Revision as of 15:32, 17 December 2012

Problem

A circle is inscribed in a triangle $ABC$ with sides $a,b,c$. Tangents to the circle parallel to the sides of the triangle are contructed. Each of these tangents cuts off a triangle from $\triangle ABC$. In each of these triangles, a circle is inscribed. Find the sum of the areas of all four inscribed circles (in terms of $a,b,c$).

Solution

This problem needs a solution. If you have a solution for it, please help us out by adding it. Let the tangent to the in circle parallel to BC cut AB,AC at D & E respectively. Similarly let the tangent to the same parallel to AB cut AC,BC at F & G respectively and the tangent to the same parallel to AC cuts BC,AB at H,M respectively. Let the incircle touch the sides BC,CA,AB at P,Q,R respectively and let the points of contact of MH,FG,DE with the in circle be X,Y,Z respectively. Then perimeter of BHM = BH+HX+XM+MB=BH+HP+MR+BM=BP+BQ=2(s-b) and similar results follow!
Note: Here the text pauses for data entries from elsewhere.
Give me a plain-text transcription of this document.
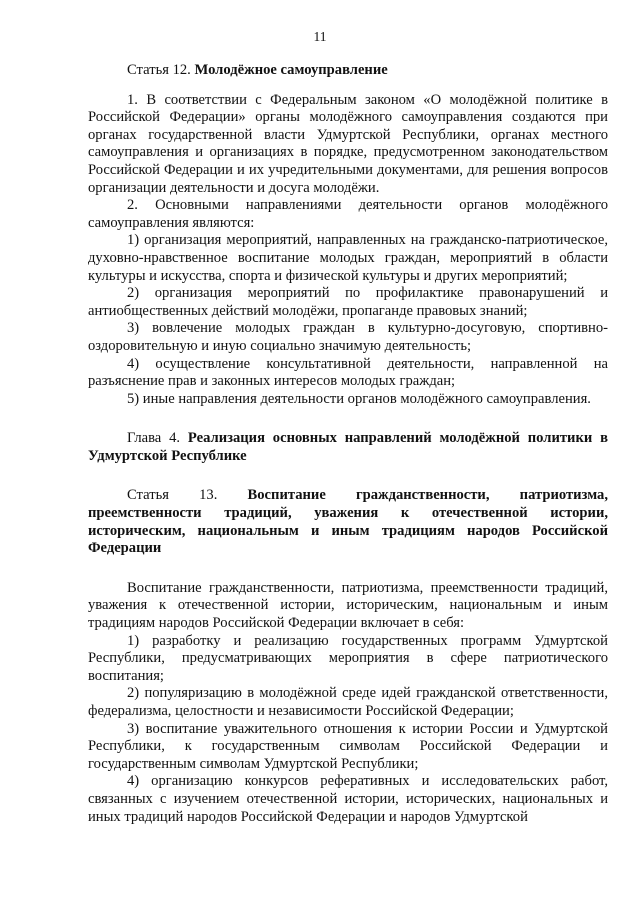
11

Статья 12. Молодёжное самоуправление

1. В соответствии с Федеральным законом «О молодёжной политике в Российской Федерации» органы молодёжного самоуправления создаются при органах государственной власти Удмуртской Республики, органах местного самоуправления и организациях в порядке, предусмотренном законодательством Российской Федерации и их учредительными документами, для решения вопросов организации деятельности и досуга молодёжи.

2. Основными направлениями деятельности органов молодёжного самоуправления являются:

1) организация мероприятий, направленных на гражданско-патриотическое, духовно-нравственное воспитание молодых граждан, мероприятий в области культуры и искусства, спорта и физической культуры и других мероприятий;

2) организация мероприятий по профилактике правонарушений и антиобщественных действий молодёжи, пропаганде правовых знаний;

3) вовлечение молодых граждан в культурно-досуговую, спортивно-оздоровительную и иную социально значимую деятельность;

4) осуществление консультативной деятельности, направленной на разъяснение прав и законных интересов молодых граждан;

5) иные направления деятельности органов молодёжного самоуправления.

Глава 4. Реализация основных направлений молодёжной политики в Удмуртской Республике

Статья 13. Воспитание гражданственности, патриотизма, преемственности традиций, уважения к отечественной истории, историческим, национальным и иным традициям народов Российской Федерации

Воспитание гражданственности, патриотизма, преемственности традиций, уважения к отечественной истории, историческим, национальным и иным традициям народов Российской Федерации включает в себя:

1) разработку и реализацию государственных программ Удмуртской Республики, предусматривающих мероприятия в сфере патриотического воспитания;

2) популяризацию в молодёжной среде идей гражданской ответственности, федерализма, целостности и независимости Российской Федерации;

3) воспитание уважительного отношения к истории России и Удмуртской Республики, к государственным символам Российской Федерации и государственным символам Удмуртской Республики;

4) организацию конкурсов реферативных и исследовательских работ, связанных с изучением отечественной истории, исторических, национальных и иных традиций народов Российской Федерации и народов Удмуртской
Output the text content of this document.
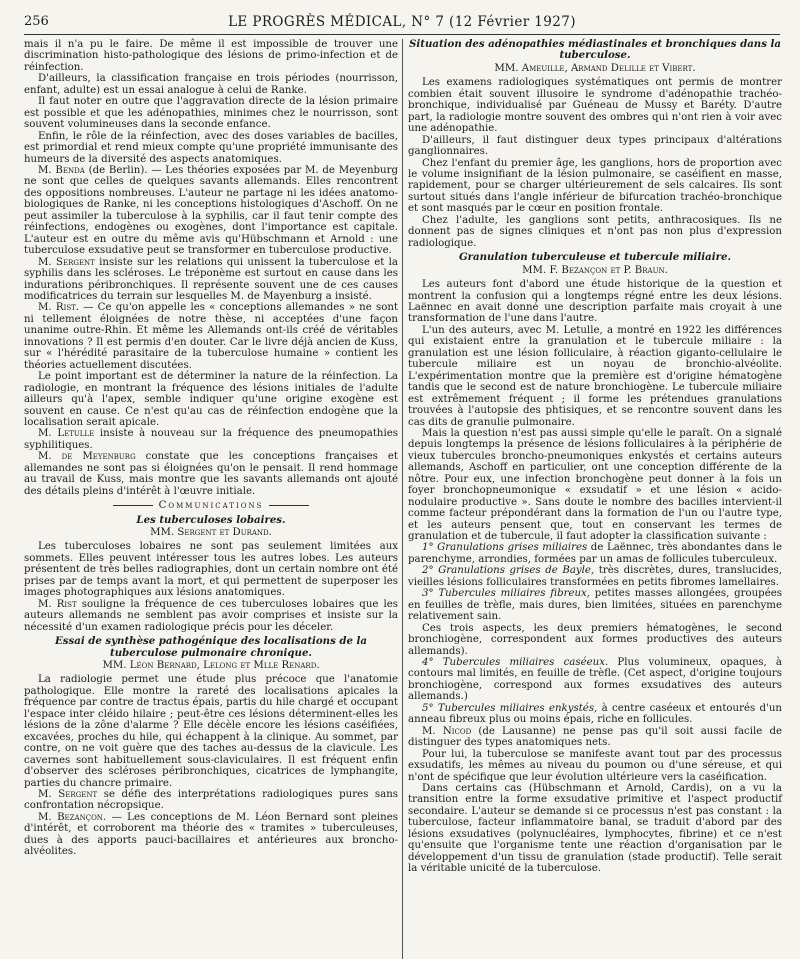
256	LE PROGRÈS MÉDICAL, N° 7 (12 Février 1927)

mais il n'a pu le faire. De même il est impossible de trouver une discrimination histo-pathologique des lésions de primo-infection et de réinfection.

D'ailleurs, la classification française en trois périodes (nourrisson, enfant, adulte) est un essai analogue à celui de Ranke.

Il faut noter en outre que l'aggravation directe de la lésion primaire est possible et que les adénopathies, minimes chez le nourrisson, sont souvent volumineuses dans la seconde enfance.

Enfin, le rôle de la réinfection, avec des doses variables de bacilles, est primordial et rend mieux compte qu'une propriété immunisante des humeurs de la diversité des aspects anatomiques.

M. Benda (de Berlin). — Les théories exposées par M. de Meyenburg ne sont que celles de quelques savants allemands. Elles rencontrent des oppositions nombreuses. L'auteur ne partage ni les idées anatomo-biologiques de Ranke, ni les conceptions histologiques d'Aschoff. On ne peut assimiler la tuberculose à la syphilis, car il faut tenir compte des réinfections, endogènes ou exogènes, dont l'importance est capitale. L'auteur est en outre du même avis qu'Hübschmann et Arnold : une tuberculose exsudative peut se transformer en tuberculose productive.

M. Sergent insiste sur les relations qui unissent la tuberculose et la syphilis dans les scléroses. Le tréponème est surtout en cause dans les indurations péribronchiques. Il représente souvent une de ces causes modificatrices du terrain sur lesquelles M. de Mayenburg a insisté.

M. Rist. — Ce qu'on appelle les « conceptions allemandes » ne sont ni tellement éloignées de notre thèse, ni acceptées d'une façon unanime outre-Rhin. Et même les Allemands ont-ils créé de véritables innovations ? Il est permis d'en douter. Car le livre déjà ancien de Kuss, sur « l'hérédité parasitaire de la tuberculose humaine » contient les théories actuellement discutées.

Le point important est de déterminer la nature de la réinfection. La radiologie, en montrant la fréquence des lésions initiales de l'adulte ailleurs qu'à l'apex, semble indiquer qu'une origine exogène est souvent en cause. Ce n'est qu'au cas de réinfection endogène que la localisation serait apicale.

M. Letulle insiste à nouveau sur la fréquence des pneumopathies syphilitiques.

M. de Meyenburg constate que les conceptions françaises et allemandes ne sont pas si éloignées qu'on le pensait. Il rend hommage au travail de Kuss, mais montre que les savants allemands ont ajouté des détails pleins d'intérêt à l'œuvre initiale.

Communications
Les tuberculoses lobaires.
MM. Sergent et Durand.

Les tuberculoses lobaires ne sont pas seulement limitées aux sommets. Elles peuvent intéresser tous les autres lobes. Les auteurs présentent de très belles radiographies, dont un certain nombre ont été prises par de temps avant la mort, et qui permettent de superposer les images photographiques aux lésions anatomiques.

M. Rist souligne la fréquence de ces tuberculoses lobaires que les auteurs allemands ne semblent pas avoir comprises et insiste sur la nécessité d'un examen radiologique précis pour les déceler.

Essai de synthèse pathogénique des localisations de la tuberculose pulmonaire chronique.
MM. Léon Bernard, Lelong et Mlle Renard.

La radiologie permet une étude plus précoce que l'anatomie pathologique. Elle montre la rareté des localisations apicales la fréquence par contre de tractus épais, partis du hile chargé et occupant l'espace inter cléido hilaire ; peut-être ces lésions déterminent-elles les lésions de la zône d'alarme ? Elle décèle encore les lésions caséifiées, excavées, proches du hile, qui échappent à la clinique. Au sommet, par contre, on ne voit guère que des taches au-dessus de la clavicule. Les cavernes sont habituellement sous-claviculaires. Il est fréquent enfin d'observer des scléroses péribronchiques, cicatrices de lymphangite, parties du chancre primaire.

M. Sergent se défie des interprétations radiologiques pures sans confrontation nécropsique.

M. Bezançon. — Les conceptions de M. Léon Bernard sont pleines d'intérêt, et corroborent ma théorie des « tramites » tuberculeuses, dues à des apports pauci-bacillaires et antérieures aux broncho-alvéolites.

Situation des adénopathies médiastinales et bronchiques dans la tuberculose.
MM. Ameuille, Armand Delille et Vibert.

Les examens radiologiques systématiques ont permis de montrer combien était souvent illusoire le syndrome d'adénopathie trachéo-bronchique, individualisé par Guéneau de Mussy et Baréty. D'autre part, la radiologie montre souvent des ombres qui n'ont rien à voir avec une adénopathie.

D'ailleurs, il faut distinguer deux types principaux d'altérations ganglionnaires.

Chez l'enfant du premier âge, les ganglions, hors de proportion avec le volume insignifiant de la lésion pulmonaire, se caséifient en masse, rapidement, pour se charger ultérieurement de sels calcaires. Ils sont surtout situés dans l'angle inférieur de bifurcation trachéo-bronchique et sont masqués par le cœur en position frontale.

Chez l'adulte, les ganglions sont petits, anthracosiques. Ils ne donnent pas de signes cliniques et n'ont pas non plus d'expression radiologique.

Granulation tuberculeuse et tubercule miliaire.
MM. F. Bezançon et P. Braun.

Les auteurs font d'abord une étude historique de la question et montrent la confusion qui a longtemps régné entre les deux lésions. Laënnec en avait donné une description parfaite mais croyait à une transformation de l'une dans l'autre.

L'un des auteurs, avec M. Letulle, a montré en 1922 les différences qui existaient entre la granulation et le tubercule miliaire : la granulation est une lésion folliculaire, à réaction giganto-cellulaire le tubercule miliaire est un noyau de bronchio-alvéolite. L'expérimentation montre que la première est d'origine hématogène tandis que le second est de nature bronchiogène. Le tubercule miliaire est extrêmement fréquent ; il forme les prétendues granulations trouvées à l'autopsie des phtisiques, et se rencontre souvent dans les cas dits de granulie pulmonaire.

Mais la question n'est pas aussi simple qu'elle le paraît. On a signalé depuis longtemps la présence de lésions folliculaires à la périphérie de vieux tubercules broncho-pneumoniques enkystés et certains auteurs allemands, Aschoff en particulier, ont une conception différente de la nôtre. Pour eux, une infection bronchogène peut donner à la fois un foyer bronchopneumonique « exsudatif » et une lésion « acido-nodulaire productive ». Sans doute le nombre des bacilles intervient-il comme facteur prépondérant dans la formation de l'un ou l'autre type, et les auteurs pensent que, tout en conservant les termes de granulation et de tubercule, il faut adopter la classification suivante :

1° Granulations grises miliaires de Laënnec, très abondantes dans le parenchyme, arrondies, formées par un amas de follicules tuberculeux.

2° Granulations grises de Bayle, très discrètes, dures, translucides, vieilles lésions folliculaires transformées en petits fibromes lamellaires.

3° Tubercules miliaires fibreux, petites masses allongées, groupées en feuilles de trèfle, mais dures, bien limitées, situées en parenchyme relativement sain.

Ces trois aspects, les deux premiers hématogènes, le second bronchiogène, correspondent aux formes productives des auteurs allemands).

4° Tubercules miliaires caséeux. Plus volumineux, opaques, à contours mal limités, en feuille de trèfle. (Cet aspect, d'origine toujours bronchiogène, correspond aux formes exsudatives des auteurs allemands.)

5° Tubercules miliaires enkystés, à centre caséeux et entourés d'un anneau fibreux plus ou moins épais, riche en follicules.

M. Nicod (de Lausanne) ne pense pas qu'il soit aussi facile de distinguer des types anatomiques nets.

Pour lui, la tuberculose se manifeste avant tout par des processus exsudatifs, les mêmes au niveau du poumon ou d'une séreuse, et qui n'ont de spécifique que leur évolution ultérieure vers la caséification.

Dans certains cas (Hübschmann et Arnold, Cardis), on a vu la transition entre la forme exsudative primitive et l'aspect productif secondaire. L'auteur se demande si ce processus n'est pas constant : la tuberculose, facteur inflammatoire banal, se traduit d'abord par des lésions exsudatives (polynucléaires, lymphocytes, fibrine) et ce n'est qu'ensuite que l'organisme tente une réaction d'organisation par le développement d'un tissu de granulation (stade productif). Telle serait la véritable unicité de la tuberculose.
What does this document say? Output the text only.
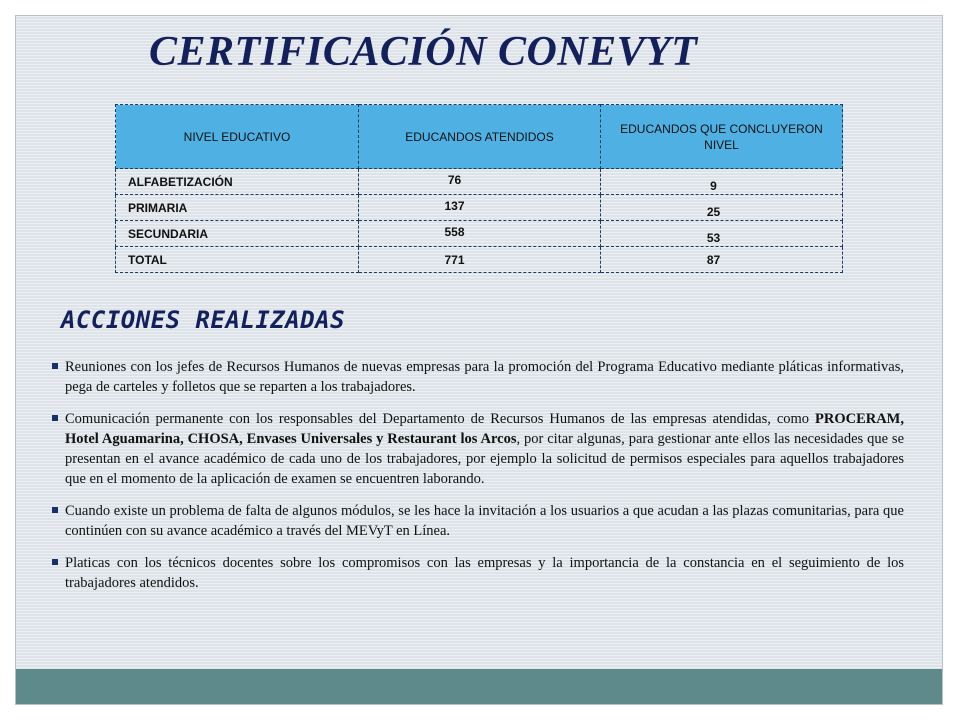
CERTIFICACIÓN CONEVYT
NIVEL EDUCATIVO	EDUCANDOS ATENDIDOS	EDUCANDOS QUE CONCLUYERON NIVEL
ALFABETIZACIÓN	76	9
PRIMARIA	137	25
SECUNDARIA	558	53
TOTAL	771	87
ACCIONES REALIZADAS
Reuniones con los jefes de Recursos Humanos de nuevas empresas para la promoción del Programa Educativo mediante pláticas informativas, pega de carteles y folletos que se reparten a los trabajadores.
Comunicación permanente con los responsables del Departamento de Recursos Humanos de las empresas atendidas, como PROCERAM, Hotel Aguamarina, CHOSA, Envases Universales y Restaurant los Arcos, por citar algunas, para gestionar ante ellos las necesidades que se presentan en el avance académico de cada uno de los trabajadores, por ejemplo la solicitud de permisos especiales para aquellos trabajadores que en el momento de la aplicación de examen se encuentren laborando.
Cuando existe un problema de falta de algunos módulos, se les hace la invitación a los usuarios a que acudan a las plazas comunitarias, para que continúen con su avance académico a través del MEVyT en Línea.
Platicas con los técnicos docentes sobre los compromisos con las empresas y la importancia de la constancia en el seguimiento de los trabajadores atendidos.
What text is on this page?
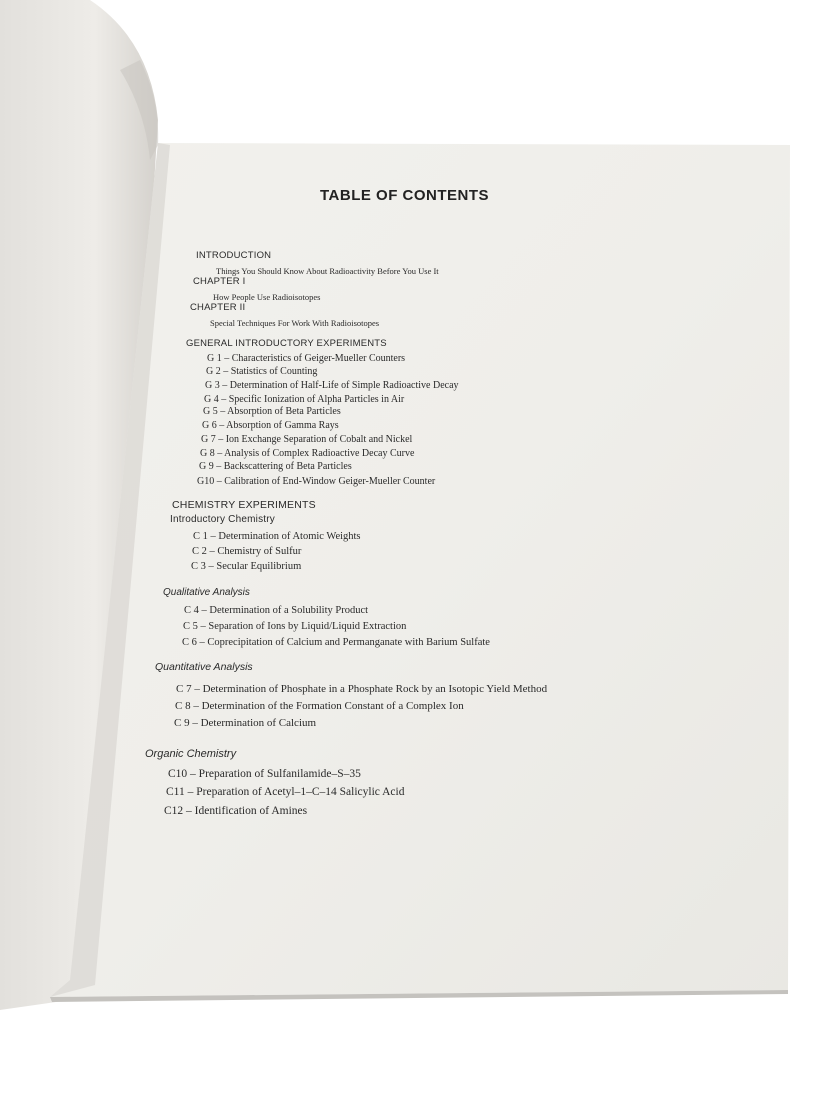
TABLE OF CONTENTS
INTRODUCTION
Things You Should Know About Radioactivity Before You Use It
CHAPTER I
How People Use Radioisotopes
CHAPTER II
Special Techniques For Work With Radioisotopes
GENERAL INTRODUCTORY EXPERIMENTS
G 1 – Characteristics of Geiger-Mueller Counters
G 2 – Statistics of Counting
G 3 – Determination of Half-Life of Simple Radioactive Decay
G 4 – Specific Ionization of Alpha Particles in Air
G 5 – Absorption of Beta Particles
G 6 – Absorption of Gamma Rays
G 7 – Ion Exchange Separation of Cobalt and Nickel
G 8 – Analysis of Complex Radioactive Decay Curve
G 9 – Backscattering of Beta Particles
G10 – Calibration of End-Window Geiger-Mueller Counter
CHEMISTRY EXPERIMENTS
Introductory Chemistry
C 1 – Determination of Atomic Weights
C 2 – Chemistry of Sulfur
C 3 – Secular Equilibrium
Qualitative Analysis
C 4 – Determination of a Solubility Product
C 5 – Separation of Ions by Liquid/Liquid Extraction
C 6 – Coprecipitation of Calcium and Permanganate with Barium Sulfate
Quantitative Analysis
C 7 – Determination of Phosphate in a Phosphate Rock by an Isotopic Yield Method
C 8 – Determination of the Formation Constant of a Complex Ion
C 9 – Determination of Calcium
Organic Chemistry
C10 – Preparation of Sulfanilamide–S–35
C11 – Preparation of Acetyl–1–C–14 Salicylic Acid
C12 – Identification of Amines
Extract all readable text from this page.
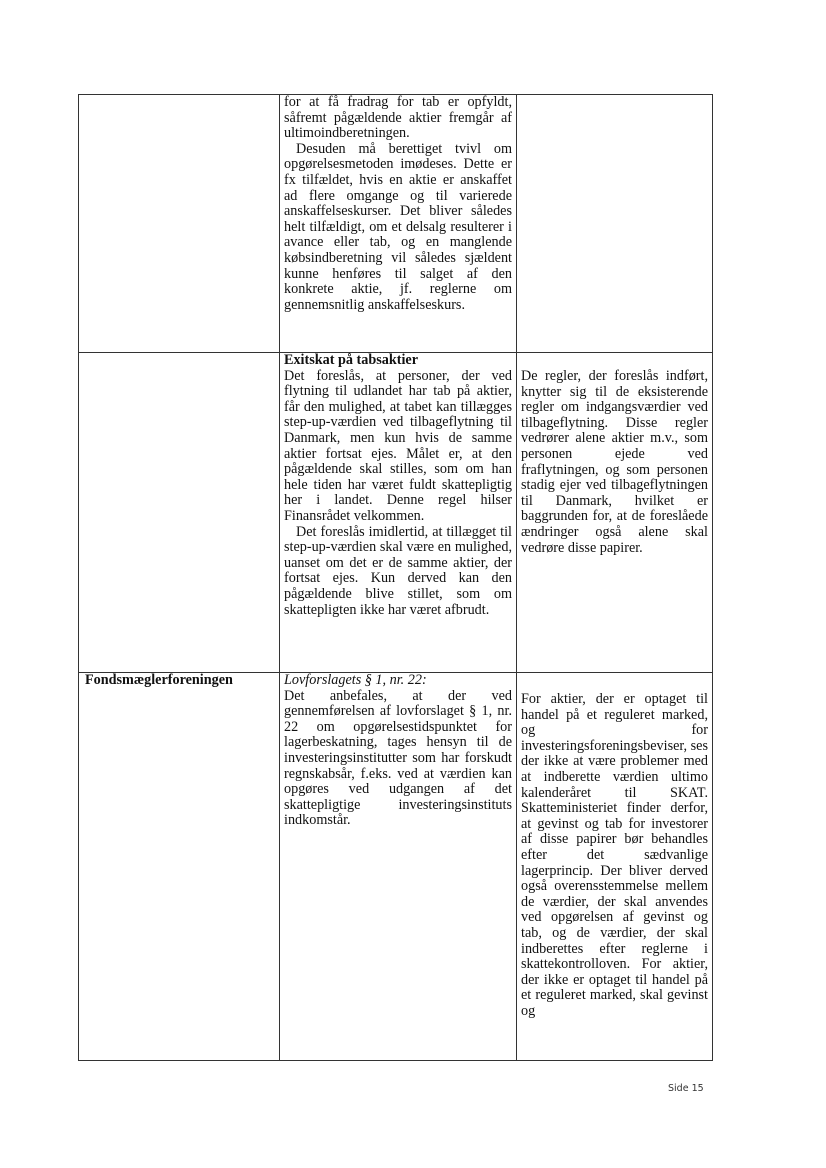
for at få fradrag for tab er opfyldt, såfremt pågældende aktier fremgår af ultimoindberetningen.

Desuden må berettiget tvivl om opgørelsesmetoden imødeses. Dette er fx tilfældet, hvis en aktie er anskaffet ad flere omgange og til varierede anskaffelseskurser. Det bliver således helt tilfældigt, om et delsalg resulterer i avance eller tab, og en manglende købsindberetning vil således sjældent kunne henføres til salget af den konkrete aktie, jf. reglerne om gennemsnitlig anskaffelseskurs.

Exitskat på tabsaktier

Det foreslås, at personer, der ved flytning til udlandet har tab på aktier, får den mulighed, at tabet kan tillægges step-up-værdien ved tilbageflytning til Danmark, men kun hvis de samme aktier fortsat ejes. Målet er, at den pågældende skal stilles, som om han hele tiden har været fuldt skattepligtig her i landet. Denne regel hilser Finansrådet velkommen.

Det foreslås imidlertid, at tillægget til step-up-værdien skal være en mulighed, uanset om det er de samme aktier, der fortsat ejes. Kun derved kan den pågældende blive stillet, som om skattepligten ikke har været afbrudt.

De regler, der foreslås indført, knytter sig til de eksisterende regler om indgangsværdier ved tilbageflytning. Disse regler vedrører alene aktier m.v., som personen ejede ved fraflytningen, og som personen stadig ejer ved tilbageflytningen til Danmark, hvilket er baggrunden for, at de foreslåede ændringer også alene skal vedrøre disse papirer.
Fondsmæglerforeningen	Lovforslagets § 1, nr. 22:

Det anbefales, at der ved gennemførelsen af lovforslaget § 1, nr. 22 om opgørelsestidspunktet for lagerbeskatning, tages hensyn til de investeringsinstitutter som har forskudt regnskabsår, f.eks. ved at værdien kan opgøres ved udgangen af det skattepligtige investeringsinstituts indkomstår.

For aktier, der er optaget til handel på et reguleret marked, og for investeringsforeningsbeviser, ses der ikke at være problemer med at indberette værdien ultimo kalenderåret til SKAT. Skatteministeriet finder derfor, at gevinst og tab for investorer af disse papirer bør behandles efter det sædvanlige lagerprincip. Der bliver derved også overensstemmelse mellem de værdier, der skal anvendes ved opgørelsen af gevinst og tab, og de værdier, der skal indberettes efter reglerne i skattekontrolloven. For aktier, der ikke er optaget til handel på et reguleret marked, skal gevinst og
Side 15
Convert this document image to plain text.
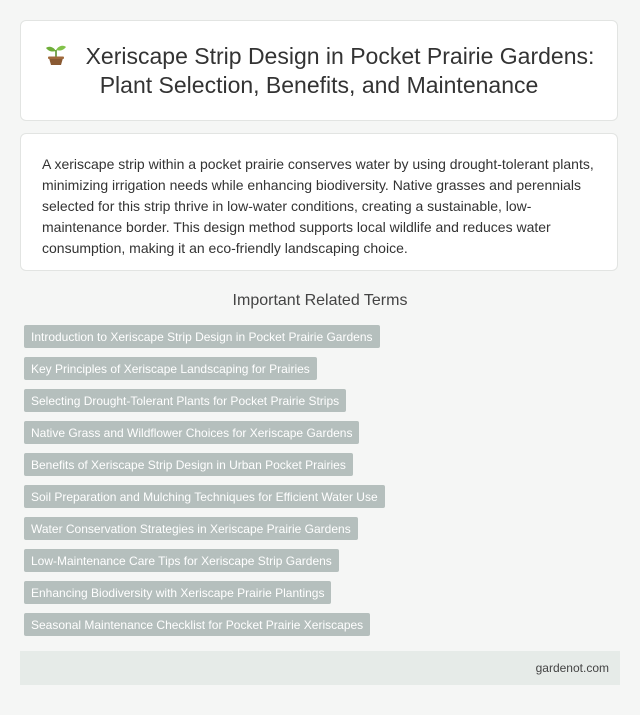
Xeriscape Strip Design in Pocket Prairie Gardens: Plant Selection, Benefits, and Maintenance

A xeriscape strip within a pocket prairie conserves water by using drought-tolerant plants, minimizing irrigation needs while enhancing biodiversity. Native grasses and perennials selected for this strip thrive in low-water conditions, creating a sustainable, low-maintenance border. This design method supports local wildlife and reduces water consumption, making it an eco-friendly landscaping choice.

Important Related Terms
Introduction to Xeriscape Strip Design in Pocket Prairie Gardens
Key Principles of Xeriscape Landscaping for Prairies
Selecting Drought-Tolerant Plants for Pocket Prairie Strips
Native Grass and Wildflower Choices for Xeriscape Gardens
Benefits of Xeriscape Strip Design in Urban Pocket Prairies
Soil Preparation and Mulching Techniques for Efficient Water Use
Water Conservation Strategies in Xeriscape Prairie Gardens
Low-Maintenance Care Tips for Xeriscape Strip Gardens
Enhancing Biodiversity with Xeriscape Prairie Plantings
Seasonal Maintenance Checklist for Pocket Prairie Xeriscapes
gardenot.com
Each of the triangles BHM,CGF,ADE are similar to ABC. 

[BHM]/[BCA] = (perimeter of BHM/perimeter of BCA)^2 ={(2s-2b)/(a+b+c)}^2 ={(c+a-b)/(c+a+b)}^2

Thus, [BHM]+[CGF]+[ADE]=[ABC]/(a+b+c)^2 { ( b+c-a)^2 + (c+a-b)^2 + (a+b-c)^2}


Denote $[ABC]$ the area of $\triangle ABC$ and $(ABC)$ the perimeter of $\triangle ABC$.

Then $\frac{[BHM]}{[ABC]} = \left(\frac{(BHM)}{(ABC)}\right)^{2} =\left(\frac{c+a-b}{c+a+b}\right)^{2}$.

So $[BHM]=\left(\frac{c+a-b}{c+a+b}\right)^{2}\cdot [ABC]$.

We know, $r_{1}$ is the radius of the incircle of $\triangle BHM$: $r_{1}= 2 \cdot \frac{[BHM]}{(BHM)}$.

Area of the incircle of $\triangle BHM$ \[= \pi \cdot 4 \cdot (\frac{[BHM]}{(BHM)})^{2}= 4\pi \frac{(c+a-b)^{2}}{(c+a+b)^{4}} \cdot ([ABC])^{2}\] Area of the incircle of $\triangle ABC$:$4\pi (\frac{[ABC]}{a+b+c})^{2}$. Sum of the area of the 4 incircles: \[4 \pi ([ABC])^{2}\left[\frac{(c+a-b)^{2}+(b+c-a)^{2}+(c+a-b)^{2}}{(a+b+c)^{4}}\right]+4\pi (\frac{[ABC]}{a+b+c})^{2}\] \[=4 \pi \frac{([ABC])^{2}}{(a+b+c)^{2}}\left[\frac{(c+a-b)^{2}+(b+c-a)^{2}+(c+a-b)^{2}+(a+b+c)^{2}}{(a+b+c)^{2}}\right]\] \[=16 \pi \frac{([ABC])^{2}(a^{2}+b^{2}+c^{2})}{(a+b+c)^{4}}\]